Solução pode estar no ambiente virtual

Adonilson Franco, advogado e presidente da Associação dos Condomínios Residenciais e Comerciais (Acresce), argumenta que a Justiça foi correta ao suspender a assembleia que reuniria 1.000 pessoas, assim como a iniciativa do morador de recorrer ao judiciário.

Franco explica que com a proibição das reuniões presenciais, o caminho mais seguro são os encontros virtuais, por meio do celular, computador ou outros dispositivos eletrônicos.

Se por um lado nos encontros presenciais uma pessoa é designada para realizar as anotações do encontro, no ambiente on-line tudo pode ficar gravado. É o que argumenta o presidente da Acresce. "Presencialmente, muitos temas são tratados e nem tudo fica registrado na ata da assembleia porque em muitos casos, há uma interpretação do responsável por tomar as notas. Mas, quando existe a gravação é muito diferente, até pela facilidade do acesso ao que foi citado. Traz mais segurança para todos", destaca. 

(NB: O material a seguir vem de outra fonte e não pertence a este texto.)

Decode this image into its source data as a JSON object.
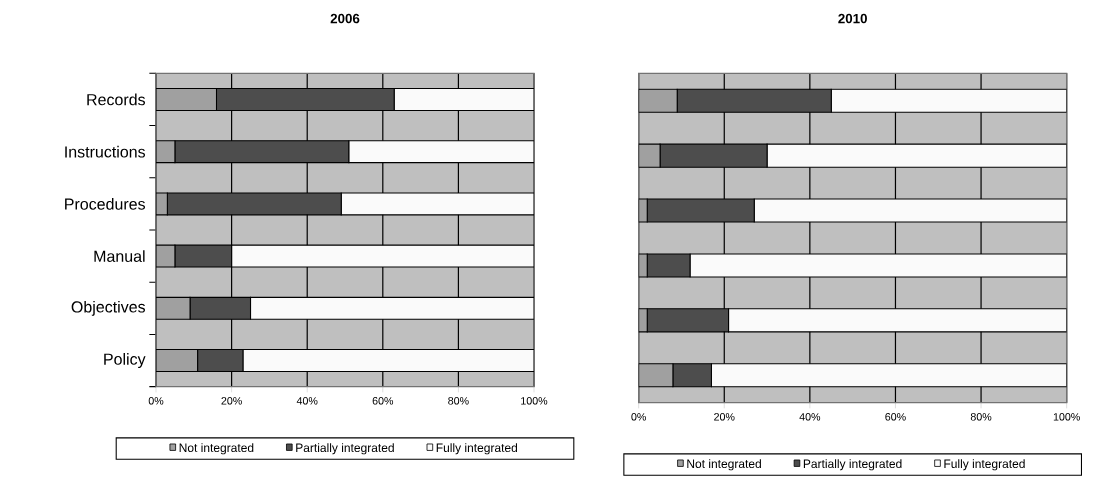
{
  "chart_data": [
    {
      "type": "bar",
      "orientation": "horizontal",
      "stacked": true,
      "title": "2006",
      "categories": [
        "Records",
        "Instructions",
        "Procedures",
        "Manual",
        "Objectives",
        "Policy"
      ],
      "series": [
        {
          "name": "Not integrated",
          "color": "#a0a0a0",
          "values": [
            16,
            5,
            3,
            5,
            9,
            11
          ]
        },
        {
          "name": "Partially integrated",
          "color": "#4d4d4d",
          "values": [
            47,
            46,
            46,
            15,
            16,
            12
          ]
        },
        {
          "name": "Fully integrated",
          "color": "#fafafa",
          "values": [
            37,
            49,
            51,
            80,
            75,
            77
          ]
        }
      ],
      "xlim": [
        0,
        100
      ],
      "xticks": [
        {
          "value": 0,
          "label": "0%"
        },
        {
          "value": 20,
          "label": "20%"
        },
        {
          "value": 40,
          "label": "40%"
        },
        {
          "value": 60,
          "label": "60%"
        },
        {
          "value": 80,
          "label": "80%"
        },
        {
          "value": 100,
          "label": "100%"
        }
      ],
      "grid": "x",
      "legend": "bottom"
    },
    {
      "type": "bar",
      "orientation": "horizontal",
      "stacked": true,
      "title": "2010",
      "categories": [
        null,
        null,
        null,
        null,
        null,
        null
      ],
      "series": [
        {
          "name": "Not integrated",
          "color": "#a0a0a0",
          "values": [
            9,
            5,
            2,
            2,
            2,
            8
          ]
        },
        {
          "name": "Partially integrated",
          "color": "#4d4d4d",
          "values": [
            36,
            25,
            25,
            10,
            19,
            9
          ]
        },
        {
          "name": "Fully integrated",
          "color": "#fafafa",
          "values": [
            55,
            70,
            73,
            88,
            79,
            83
          ]
        }
      ],
      "xlim": [
        0,
        100
      ],
      "xticks": [
        {
          "value": 0,
          "label": "0%"
        },
        {
          "value": 20,
          "label": "20%"
        },
        {
          "value": 40,
          "label": "40%"
        },
        {
          "value": 60,
          "label": "60%"
        },
        {
          "value": 80,
          "label": "80%"
        },
        {
          "value": 100,
          "label": "100%"
        }
      ],
      "grid": "x",
      "legend": "bottom",
      "tick_labels": "x"
    }
  ]
}
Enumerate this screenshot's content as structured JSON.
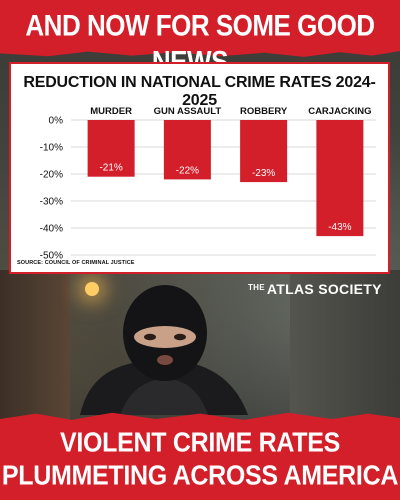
{
  "header": {
    "title": "AND NOW FOR SOME GOOD NEWS..."
  },
  "chart_data": {
    "type": "bar",
    "title": "REDUCTION IN NATIONAL CRIME RATES 2024-2025",
    "categories": [
      "MURDER",
      "GUN ASSAULT",
      "ROBBERY",
      "CARJACKING"
    ],
    "values": [
      -21,
      -22,
      -23,
      -43
    ],
    "value_labels": [
      "-21%",
      "-22%",
      "-23%",
      "-43%"
    ],
    "ylim": [
      -50,
      0
    ],
    "yticks": [
      0,
      -10,
      -20,
      -30,
      -40,
      -50
    ],
    "ytick_labels": [
      "0%",
      "-10%",
      "-20%",
      "-30%",
      "-40%",
      "-50%"
    ],
    "grid": true,
    "bar_color": "#d31f2a",
    "source": "SOURCE: COUNCIL OF CRIMINAL JUSTICE"
  },
  "brand": {
    "prefix": "THE",
    "name": "ATLAS SOCIETY"
  },
  "footer": {
    "line1": "VIOLENT CRIME RATES",
    "line2": "PLUMMETING ACROSS AMERICA"
  },
  "colors": {
    "accent": "#d31f2a",
    "text_on_accent": "#ffffff"
  }
}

Com a pandemia da Covid-19, o processo de mudança para o mundo digital ganhou força. Para ele, as assembleias presenciais devem desaparecer com o tempo. "Por uma razão muito simples de entender. Com exceção de temas de muito interesse, como vagas em garagem, a participação na reunião presencial oscila fica em torno de 20%, quando muito. Já on-line, o percentual sobe para 65% na média. Isso porque a pessoa está no conforto de sua casa, pode dar a sua opinião e tudo fica registrado na gravação", pontua Adonilson Franco.

Existem algumas modalidades de assembleia digital, que podem variar de uma administradora para outra. Pode ser realizada ao vivo, como uma live, em tempo real ou pode ser digital, com duração de mais de um dia, com prazo maior para deliberar e debater os temas. 

De olho nas mudanças e no desafio dessa alfabetização digital, principalmente dos mais idosos, a Acresce desenvolveu uma aplicativo que o usuário paga um valor mensal apenas de custo, cerca de R$ 1,99 por mês. Na plataforma, as assembleias virtuais podem ser realizadas, a reserva de áreas comuns, a liberação de visitas e outros pontos. "A gente sabe que a vida condominial não pode parar e sabemos que os encontros presenciais não poderão ocorrer por um bom tempo, por isso é importante iniciar essa transição ao caminho virtual", conclui o presidente da Acresce.